This two day festival of Indian Classical Dances was held at Ravindra Bharathi on 5th and 6th June 2013. 


5th June 2013: Part 1: Kuchipudi Dance by Dr Yashoda Thakore

Dr Yashoda Thakore showcased a thematic presentation Setubandhanam in Kuchipudi style. 
THE HINDU reviewed this dance program as below:
“The thematic presentation in Kuchipudi format was something unique, in the sense, it has never been explored by any other dancer known to us. ‘Setubandhanam’ by Yashoda Thakore was not just the story of Ramayana using the flash-back technique, but its allegorical connotation has been brought out with absolute clarity and simplicity within the artistic medium. “
“The artist as keen to drive home certain greater truths rather than the familiar story of Ramayanawhich ofcourse formed the outer coat of her dance theme. She blended the Valmiki Ramayana verses(Sanskrit) with Tulasidas’ Ramacharitra Manas’ verses with a dash of  Thygaraja kriti and more modern day Devulapalli Krishna Sastry’s composition. Together they made for a wholesome sequence of events in song format.”

5th June 2013: Part 2: Kathak Dance by Smt. Mangala Bhatt

THE HINDU reviewed this dance program as below:
“Part two of Sica Nrithyotsav was led by our very own Kathak exponent Mangala Bhatt and her desciples in the customary format of a Ganesh Vandana followed by technical nritta (pure dance), a thumri.  a Shyayari Sargam, two taranas and a Sufi piece.

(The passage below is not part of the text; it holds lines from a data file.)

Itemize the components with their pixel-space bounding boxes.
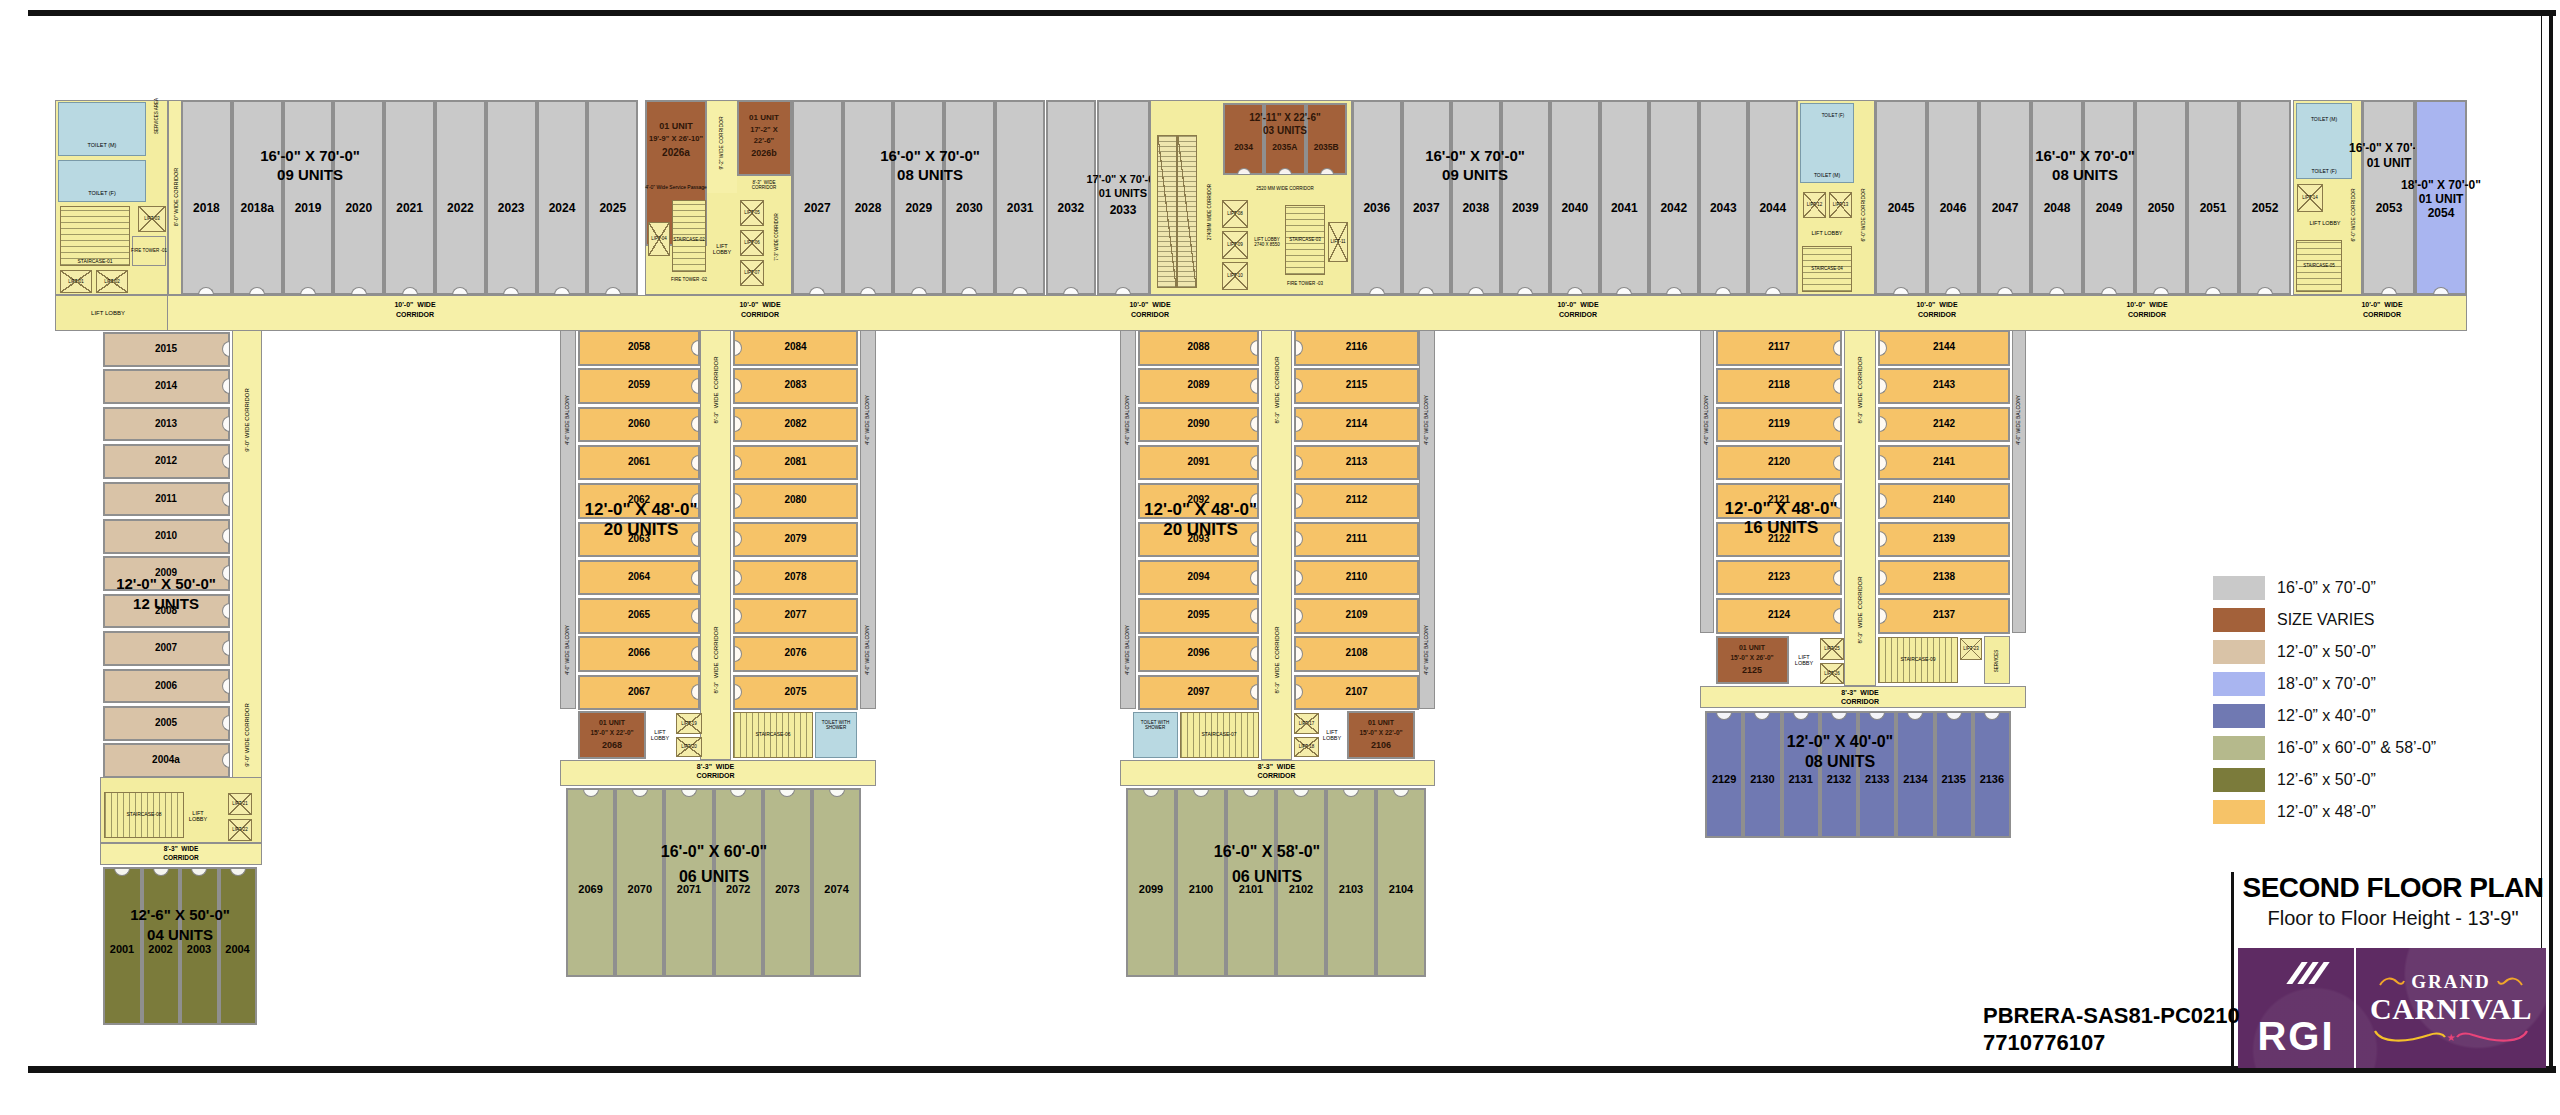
- unit-2139-num: 2139: [1933, 533, 1955, 544]
- lift-04-label: LIFT-04: [651, 237, 667, 242]
- door-2034: [1237, 168, 1251, 175]
- door-2038: [1468, 287, 1484, 295]
- unit-2088-num: 2088: [1187, 342, 1209, 353]
- unit-2039: [1501, 100, 1551, 295]
- wing-a-corridor-h-l1: 8'-3" WIDE: [697, 763, 734, 771]
- unit-2099-num: 2099: [1139, 884, 1163, 896]
- svg-text:★: ★: [2447, 1032, 2456, 1043]
- unit-2106-l2: 15'-0" X 22'-0": [1359, 729, 1402, 736]
- lift-02-label: LIFT-02: [104, 279, 120, 284]
- unit-2031: [995, 100, 1046, 295]
- unit-2117-num: 2117: [1768, 342, 1790, 353]
- unit-2021-num: 2021: [396, 202, 423, 215]
- unit-2113-num: 2113: [1346, 456, 1368, 467]
- unit-2135-num: 2135: [1941, 774, 1965, 786]
- unit-2068-l2: 15'-0" X 22'-0": [590, 729, 633, 736]
- unit-2074-num: 2074: [824, 884, 848, 896]
- wing-a-toilet: [815, 712, 857, 758]
- rgi-logo-text: RGI: [2257, 1016, 2334, 1056]
- legend-label-1: SIZE VARIES: [2277, 611, 2375, 629]
- wing-b-toilet: [1133, 712, 1178, 758]
- legend-swatch-5: [2213, 736, 2265, 760]
- unit-2116-num: 2116: [1346, 342, 1368, 353]
- corridor-main-label-4-1: 10'-0" WIDE: [1916, 301, 1957, 309]
- wing-c-bottom-label2: 08 UNITS: [1805, 753, 1875, 770]
- unit-2123-num: 2123: [1768, 571, 1790, 582]
- unit-2026a-l1: 01 UNIT: [659, 122, 693, 132]
- door-2061: [691, 455, 699, 471]
- unit-2018a-num: 2018a: [241, 202, 274, 215]
- lift-10-label: LIFT-10: [1227, 274, 1243, 279]
- unit-2005-num: 2005: [155, 718, 177, 729]
- legend-row-4: 12’-0” x 40’-0”: [2213, 700, 2436, 732]
- unit-2027-num: 2027: [804, 202, 831, 215]
- wing-a-corridor-label-2: 8'-3" WIDE CORRIDOR: [712, 627, 718, 694]
- unit-2018-num: 2018: [193, 202, 220, 215]
- wing-c-balcony-right: [2012, 330, 2026, 633]
- corridor-main-label-4-2: CORRIDOR: [1918, 311, 1956, 319]
- door-2091: [1250, 455, 1258, 471]
- unit-2026a-l2: 19'-9" X 26'-10": [649, 135, 703, 143]
- wing-b-label1: 12'-0" X 48'-0": [1144, 501, 1257, 519]
- lift-lobby-center-label: LIFT LOBBY 2740 X 8550: [1254, 238, 1280, 248]
- staircase-04-label: STAIRCASE-04: [1811, 267, 1843, 272]
- lift-lobby-b-label: LIFT LOBBY: [2309, 221, 2340, 227]
- rera-line2: 7710776107: [1983, 1029, 2240, 1056]
- unit-2045-num: 2045: [1888, 202, 1915, 215]
- triplet-label1: 12'-11" X 22'-6": [1249, 113, 1321, 124]
- unit-2054-num: 2054: [2428, 207, 2455, 220]
- unit-2029-num: 2029: [905, 202, 932, 215]
- door-2042: [1666, 287, 1682, 295]
- unit-2066-num: 2066: [628, 648, 650, 659]
- unit-2070-num: 2070: [628, 884, 652, 896]
- unit-2059-num: 2059: [628, 380, 650, 391]
- wing-b-label2: 20 UNITS: [1163, 521, 1238, 539]
- toilet-a-f-label: TOILET (F): [1822, 114, 1845, 119]
- unit-2101-num: 2101: [1239, 884, 1263, 896]
- unit-2030: [944, 100, 995, 295]
- unit-2041-num: 2041: [1611, 202, 1638, 215]
- unit-2138-num: 2138: [1933, 571, 1955, 582]
- unit-2110-num: 2110: [1346, 571, 1368, 582]
- wing-c-balcony-left: [1700, 330, 1714, 633]
- lift-07-label: LIFT-07: [744, 271, 760, 276]
- unit-2003-num: 2003: [187, 944, 211, 956]
- lift-lobby-left-label: LIFT LOBBY: [91, 310, 125, 316]
- staircase-09-label: STAIRCASE-09: [1900, 657, 1935, 662]
- unit-2144-num: 2144: [1933, 342, 1955, 353]
- unit-2033-num: 2033: [1110, 204, 1137, 217]
- unit-2032-num: 2032: [1057, 202, 1084, 215]
- lift-23-label: LIFT-23: [1963, 647, 1979, 652]
- corridor-main-label-1-2: CORRIDOR: [741, 311, 779, 319]
- corridor-main-label-0-1: 10'-0" WIDE: [394, 301, 435, 309]
- g3-label1: 16'-0" X 70'-0": [1425, 148, 1525, 164]
- unit-2028-num: 2028: [855, 202, 882, 215]
- unit-2015-num: 2015: [155, 344, 177, 355]
- wing-b-balcony-left-label: 4'-0" WIDE BALCONY: [1125, 395, 1130, 445]
- legend-swatch-0: [2213, 576, 2265, 600]
- unit-2044-num: 2044: [1759, 202, 1786, 215]
- door-2013: [222, 416, 230, 432]
- unit-2026b-l3: 22'-6": [754, 137, 774, 145]
- left-wing-corridor-label-1: 9'-0" WIDE CORRIDOR: [244, 388, 250, 452]
- door-2124: [1833, 608, 1841, 624]
- corridor-main-label-0-2: CORRIDOR: [396, 311, 434, 319]
- wing-b-corridor-h-l1: 8'-3" WIDE: [1258, 763, 1295, 771]
- unit-2043-num: 2043: [1710, 202, 1737, 215]
- corridor-main-label-5-2: CORRIDOR: [2128, 311, 2166, 319]
- wing-a-toilet-label: TOILET WITH SHOWER: [822, 721, 850, 731]
- door-2058: [691, 340, 699, 356]
- unit-2111-num: 2111: [1346, 533, 1367, 544]
- lift-13-label: LIFT-13: [1833, 203, 1849, 208]
- wing-c-label2: 16 UNITS: [1744, 519, 1819, 537]
- unit-2061-num: 2061: [628, 456, 650, 467]
- unit-2025-num: 2025: [599, 202, 626, 215]
- door-2095: [1250, 608, 1258, 624]
- door-2025: [605, 287, 621, 295]
- corridor-v-92-label: 9'-2" WIDE CORRIDOR: [719, 116, 724, 169]
- wing-a-corridor-label-1: 8'-3" WIDE CORRIDOR: [712, 357, 718, 424]
- door-2006: [222, 678, 230, 694]
- unit-2049: [2083, 100, 2135, 295]
- lift-14-label: LIFT-14: [2302, 196, 2318, 201]
- unit-2027: [792, 100, 843, 295]
- unit-2034-num: 2034: [1234, 143, 1253, 152]
- unit-2026b-num: 2026b: [751, 149, 777, 159]
- lift-26-label: LIFT-26: [1824, 671, 1840, 676]
- grand-carnival-logo: GRAND CARNIVAL ★: [2356, 948, 2546, 1068]
- top-rule: [28, 10, 2556, 16]
- door-2008: [222, 603, 230, 619]
- flourish-right-icon: [2497, 976, 2523, 988]
- unit-2035B-num: 2035B: [1314, 143, 1339, 152]
- legend-swatch-7: [2213, 800, 2265, 824]
- unit-2072-num: 2072: [726, 884, 750, 896]
- staircase-01: [60, 206, 130, 266]
- unit-2026a-num: 2026a: [662, 148, 690, 159]
- unit-2047-num: 2047: [1992, 202, 2019, 215]
- wing-a-balcony-left-label2: 4'-0" WIDE BALCONY: [565, 625, 570, 675]
- unit-2013-num: 2013: [155, 418, 177, 429]
- g4-label1: 16'-0" X 70'-0": [2035, 148, 2135, 164]
- unit-2102-num: 2102: [1289, 884, 1313, 896]
- unit-2004-num: 2004: [225, 944, 249, 956]
- unit-2118-num: 2118: [1768, 380, 1790, 391]
- legend-row-1: SIZE VARIES: [2213, 604, 2436, 636]
- unit-2068-num: 2068: [602, 741, 622, 751]
- left-wing-corridor-h-l2: CORRIDOR: [163, 854, 198, 861]
- grand-row: GRAND: [2379, 971, 2523, 993]
- unit-2120-num: 2120: [1768, 456, 1790, 467]
- unit-2106-num: 2106: [1371, 741, 1391, 751]
- unit-2112-num: 2112: [1346, 495, 1368, 506]
- legend-swatch-6: [2213, 768, 2265, 792]
- unit-2132-num: 2132: [1827, 774, 1851, 786]
- unit-2028: [843, 100, 894, 295]
- corridor-v-73-label: 7'-3" WIDE CORRIDOR: [775, 213, 780, 261]
- unit-2080-num: 2080: [784, 495, 806, 506]
- unit-2125-num: 2125: [1742, 666, 1762, 676]
- flourish-bottom-icon: ★: [2371, 1027, 2531, 1045]
- staircase-06-label: STAIRCASE-06: [755, 732, 790, 737]
- lift-05-label: LIFT-05: [744, 211, 760, 216]
- unit-2104-num: 2104: [1389, 884, 1413, 896]
- rera-line1: PBRERA-SAS81-PC0210: [1983, 1002, 2240, 1029]
- legend-row-5: 16’-0” x 60’-0” & 58’-0”: [2213, 732, 2436, 764]
- unit-2012-num: 2012: [155, 456, 177, 467]
- unit-2053-num: 2053: [2376, 202, 2403, 215]
- unit-2042: [1649, 100, 1699, 295]
- unit-2019-num: 2019: [295, 202, 322, 215]
- unit-2053: [2362, 100, 2415, 295]
- wing-b-corridor-label-2: 8'-3" WIDE CORRIDOR: [1273, 627, 1279, 694]
- unit-2097-num: 2097: [1187, 686, 1209, 697]
- door-2123: [1833, 570, 1841, 586]
- fire-tower-01-label: FIRE TOWER -01: [131, 249, 167, 254]
- unit-2076-num: 2076: [784, 648, 806, 659]
- unit-2030-num: 2030: [956, 202, 983, 215]
- left-wing-corridor-label-2: 9'-0" WIDE CORRIDOR: [244, 703, 250, 767]
- unit-2143-num: 2143: [1933, 380, 1955, 391]
- corridor-v-60b-label: 6'-0" WIDE CORRIDOR: [2351, 188, 2356, 241]
- lift-01-label: LIFT-01: [68, 279, 84, 284]
- corridor-2520-label: 2520 MM WIDE CORRIDOR: [1256, 187, 1314, 192]
- unit-2025: [587, 100, 638, 295]
- wing-c-balcony-right-label: 4'-0" WIDE BALCONY: [2016, 395, 2021, 445]
- wing-a-bottom-label2: 06 UNITS: [679, 868, 749, 885]
- legend-row-0: 16’-0” x 70’-0”: [2213, 572, 2436, 604]
- floor-plan-sheet: 16’-0” x 70’-0”SIZE VARIES12’-0” x 50’-0…: [0, 0, 2560, 1115]
- staircase-07-label: STAIRCASE-07: [1201, 732, 1236, 737]
- unit-2065-num: 2065: [628, 610, 650, 621]
- unit-2039-num: 2039: [1512, 202, 1539, 215]
- unit-2073-num: 2073: [775, 884, 799, 896]
- lift-17-label: LIFT-17: [1299, 721, 1315, 726]
- lift-12-label: LIFT-12: [1807, 203, 1823, 208]
- g3-label2: 09 UNITS: [1442, 167, 1508, 183]
- corridor-main-label-2-2: CORRIDOR: [1131, 311, 1169, 319]
- page-subtitle: Floor to Floor Height - 13'-9": [2237, 907, 2549, 930]
- unit-2031-num: 2031: [1007, 202, 1034, 215]
- wing-c-corridor-label-1: 8'-3" WIDE CORRIDOR: [1857, 357, 1863, 424]
- door-2032: [1063, 287, 1079, 295]
- left-wing-lobby-label: LIFT LOBBY: [189, 811, 207, 823]
- unit-2041: [1600, 100, 1650, 295]
- unit-2040-num: 2040: [1561, 202, 1588, 215]
- unit-2068-l1: 01 UNIT: [599, 719, 625, 727]
- unit-2141-num: 2141: [1933, 456, 1955, 467]
- legend-row-3: 18’-0” x 70’-0”: [2213, 668, 2436, 700]
- unit-2083-num: 2083: [784, 380, 806, 391]
- unit-2078-num: 2078: [784, 571, 806, 582]
- unit-2050: [2135, 100, 2187, 295]
- corridor-main-label-5-1: 10'-0" WIDE: [2126, 301, 2167, 309]
- escalator-1: [1157, 135, 1177, 288]
- unit-2134-num: 2134: [1903, 774, 1927, 786]
- wing-a-lobby-label: LIFT LOBBY: [651, 730, 669, 742]
- legend-label-2: 12’-0” x 50’-0”: [2277, 643, 2376, 661]
- unit-2024: [537, 100, 588, 295]
- door-2117: [1833, 340, 1841, 356]
- lift-22-label: LIFT-22: [232, 828, 248, 833]
- fire-tower-03-label: FIRE TOWER -03: [1287, 282, 1323, 287]
- unit-2054-l2: 01 UNIT: [2419, 193, 2464, 206]
- unit-2002-num: 2002: [148, 944, 172, 956]
- unit-2048: [2031, 100, 2083, 295]
- unit-2058-num: 2058: [628, 342, 650, 353]
- corridor-main-label-3-2: CORRIDOR: [1559, 311, 1597, 319]
- toilet-a-m-label: TOILET (M): [1814, 173, 1840, 178]
- service-passage-label: 4'-0" Wide Service Passage: [645, 185, 707, 190]
- corridor-v-left-label: 8'-0" WIDE CORRIDOR: [174, 168, 180, 226]
- page-title: SECOND FLOOR PLAN: [2237, 872, 2549, 904]
- lift-20-label: LIFT-20: [681, 745, 697, 750]
- unit-2045: [1875, 100, 1927, 295]
- toilet-m-left-label: TOILET (M): [88, 143, 117, 149]
- wing-c-corridor-h-l1: 8'-3" WIDE: [1841, 689, 1878, 697]
- unit-2100-num: 2100: [1189, 884, 1213, 896]
- fire-tower-02-label: FIRE TOWER -02: [671, 278, 707, 283]
- legend-label-7: 12’-0” x 48’-0”: [2277, 803, 2376, 821]
- unit-2049-num: 2049: [2096, 202, 2123, 215]
- unit-2018: [181, 100, 232, 295]
- unit-2048-num: 2048: [2044, 202, 2071, 215]
- unit-2060-num: 2060: [628, 418, 650, 429]
- lift-18-label: LIFT-18: [1299, 745, 1315, 750]
- unit-2026b-l1: 01 UNIT: [749, 114, 779, 123]
- wing-b-balcony-right-label2: 4'-0" WIDE BALCONY: [1424, 625, 1429, 675]
- wing-a-label1: 12'-0" X 48'-0": [584, 501, 697, 519]
- door-2040: [1567, 287, 1583, 295]
- wing-a-balcony-right-label2: 4'-0" WIDE BALCONY: [865, 625, 870, 675]
- escalator-2: [1177, 135, 1197, 288]
- unit-2079-num: 2079: [784, 533, 806, 544]
- wing-c-corridor-label-2: 8'-3" WIDE CORRIDOR: [1857, 577, 1863, 644]
- door-2094: [1250, 570, 1258, 586]
- rera-number: PBRERA-SAS81-PC0210 7710776107: [1983, 1002, 2240, 1056]
- corridor-v-60a-label: 6'-0" WIDE CORRIDOR: [1861, 188, 1866, 241]
- door-2065: [691, 608, 699, 624]
- unit-2046: [1927, 100, 1979, 295]
- legend-swatch-4: [2213, 704, 2265, 728]
- unit-2029: [893, 100, 944, 295]
- logo: RGI GRAND CARNIVAL ★: [2238, 948, 2546, 1068]
- lift-03-label: LIFT-03: [144, 217, 160, 222]
- unit-2011-num: 2011: [155, 493, 177, 504]
- legend: 16’-0” x 70’-0”SIZE VARIES12’-0” x 50’-0…: [2213, 572, 2436, 828]
- unit-2064-num: 2064: [628, 571, 650, 582]
- unit-2054-l1: 18'-0" X 70'-0": [2401, 179, 2481, 192]
- unit-2084-num: 2084: [784, 342, 806, 353]
- corridor-2740-label: 2740MM WIDE CORRIDOR: [1208, 184, 1213, 240]
- unit-2089-num: 2089: [1187, 380, 1209, 391]
- door-2120: [1833, 455, 1841, 471]
- g2-label1: 16'-0" X 70'-0": [880, 148, 980, 164]
- unit-2103-num: 2103: [1339, 884, 1363, 896]
- wing-b-toilet-label: TOILET WITH SHOWER: [1141, 721, 1169, 731]
- lift-09-label: LIFT-09: [1227, 243, 1243, 248]
- legend-label-6: 12’-6” x 50’-0”: [2277, 771, 2376, 789]
- unit-2130-num: 2130: [1750, 774, 1774, 786]
- unit-2071-num: 2071: [677, 884, 701, 896]
- unit-2014-num: 2014: [155, 381, 177, 392]
- unit-2136-num: 2136: [1980, 774, 2004, 786]
- door-2064: [691, 570, 699, 586]
- bottom-rule: [28, 1066, 2556, 1073]
- staircase-01-label: STAIRCASE-01: [77, 259, 112, 264]
- unit-2040: [1550, 100, 1600, 295]
- unit-2037: [1402, 100, 1452, 295]
- unit-2018a: [232, 100, 283, 295]
- staircase-05-label: STAIRCASE-05: [2303, 264, 2335, 269]
- wing-b-bottom-label1: 16'-0" X 58'-0": [1214, 843, 1320, 860]
- unit-2091-num: 2091: [1187, 456, 1209, 467]
- door-2011: [222, 491, 230, 507]
- unit-2046-num: 2046: [1940, 202, 1967, 215]
- unit-2077-num: 2077: [784, 610, 806, 621]
- left-wing-bottom-label2: 04 UNITS: [147, 927, 213, 943]
- unit-2023-num: 2023: [498, 202, 525, 215]
- carnival-text: CARNIVAL: [2370, 993, 2532, 1025]
- unit-2069-num: 2069: [578, 884, 602, 896]
- unit-2133-num: 2133: [1865, 774, 1889, 786]
- unit-2140-num: 2140: [1933, 495, 1955, 506]
- staircase-03-label: STAIRCASE-03: [1289, 238, 1321, 243]
- lift-lobby-a-label: LIFT LOBBY: [1811, 231, 1842, 237]
- unit-2096-num: 2096: [1187, 648, 1209, 659]
- g1-label2: 09 UNITS: [277, 167, 343, 183]
- unit-2033-l1: 17'-0" X 70'-0": [1086, 174, 1159, 186]
- corridor-main-label-1-1: 10'-0" WIDE: [739, 301, 780, 309]
- unit-2007-num: 2007: [155, 643, 177, 654]
- unit-2108-num: 2108: [1345, 648, 1367, 659]
- unit-2010-num: 2010: [155, 531, 177, 542]
- corridor-83-mid-label: 8'-3" WIDE CORRIDOR: [752, 181, 777, 191]
- unit-2094-num: 2094: [1187, 571, 1209, 582]
- toilet-b-f-label: TOILET (F): [2311, 169, 2336, 174]
- lift-lobby-mid-label: LIFT LOBBY: [713, 244, 731, 256]
- lift-25-label: LIFT-25: [1824, 647, 1840, 652]
- toilet-b-m-label: TOILET (M): [2311, 117, 2337, 122]
- unit-2051-num: 2051: [2200, 202, 2227, 215]
- wing-b-bottom-label2: 06 UNITS: [1232, 868, 1302, 885]
- unit-2137-num: 2137: [1933, 610, 1955, 621]
- legend-swatch-2: [2213, 640, 2265, 664]
- wing-a-bottom-label1: 16'-0" X 60'-0": [661, 843, 767, 860]
- legend-label-0: 16’-0” x 70’-0”: [2277, 579, 2376, 597]
- corridor-main-label-3-1: 10'-0" WIDE: [1557, 301, 1598, 309]
- door-2044: [1765, 287, 1781, 295]
- door-2088: [1250, 340, 1258, 356]
- unit-2125-l2: 15'-0" X 26'-0": [1730, 654, 1773, 661]
- unit-2115-num: 2115: [1346, 380, 1368, 391]
- unit-2047: [1979, 100, 2031, 295]
- unit-2022: [435, 100, 486, 295]
- unit-2053-l2: 01 UNIT: [2367, 157, 2412, 170]
- door-2021: [402, 287, 418, 295]
- lift-08-label: LIFT-08: [1227, 212, 1243, 217]
- unit-2075-num: 2075: [784, 686, 806, 697]
- unit-2043: [1699, 100, 1749, 295]
- legend-label-3: 18’-0” x 70’-0”: [2277, 675, 2376, 693]
- unit-2024-num: 2024: [549, 202, 576, 215]
- wing-c-lobby-label: LIFT LOBBY: [1795, 655, 1813, 667]
- legend-swatch-1: [2213, 608, 2265, 632]
- unit-2129-num: 2129: [1712, 774, 1736, 786]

Mangala took to the stage in three solos which she presented with elan.”
“Shaheri Sargam teri mehfil mey … was beautiful especially the expressive lines where the group tried to show three different looks (nazar) dipicting three varied moods!
The Sufi song with white dupatta held across the head and shoulders (like the dervish) was more of an aesthetic piece where the dancers with slow moves gyrated to a prayerlike song to a partially lit stage which made for a suitable ambience.”


6th June 2013: Bharatanatyam Dance Drama by Smitha Madhav

THE HINDU reviewed this dance program as below:
” The refreshing offering of ‘Azhagar Kurinji’ ballet by Smitha Madhav gave us a peak into ancient Tamil folk dance tradition, adopted by doyens like Rukmini Devi Arundale into a classical mode (Bharatanatyam) with its popularity and freshness intact.”
 “Smitha as the wealthy Mohana Valli exuded charm and grace as she danced her way delicately into the hearts of the audience.  …….  Her role, with minimal footwork, was demanding in terms of abhinaya, especially three solo songs in sequence ( Ivvan yaaro ariyen sakhiye, Madhavanai and Kadalai endranai )  which needed varied treatment and to Smitha’s credit it must be admitted that she dramatised these with aplomb.”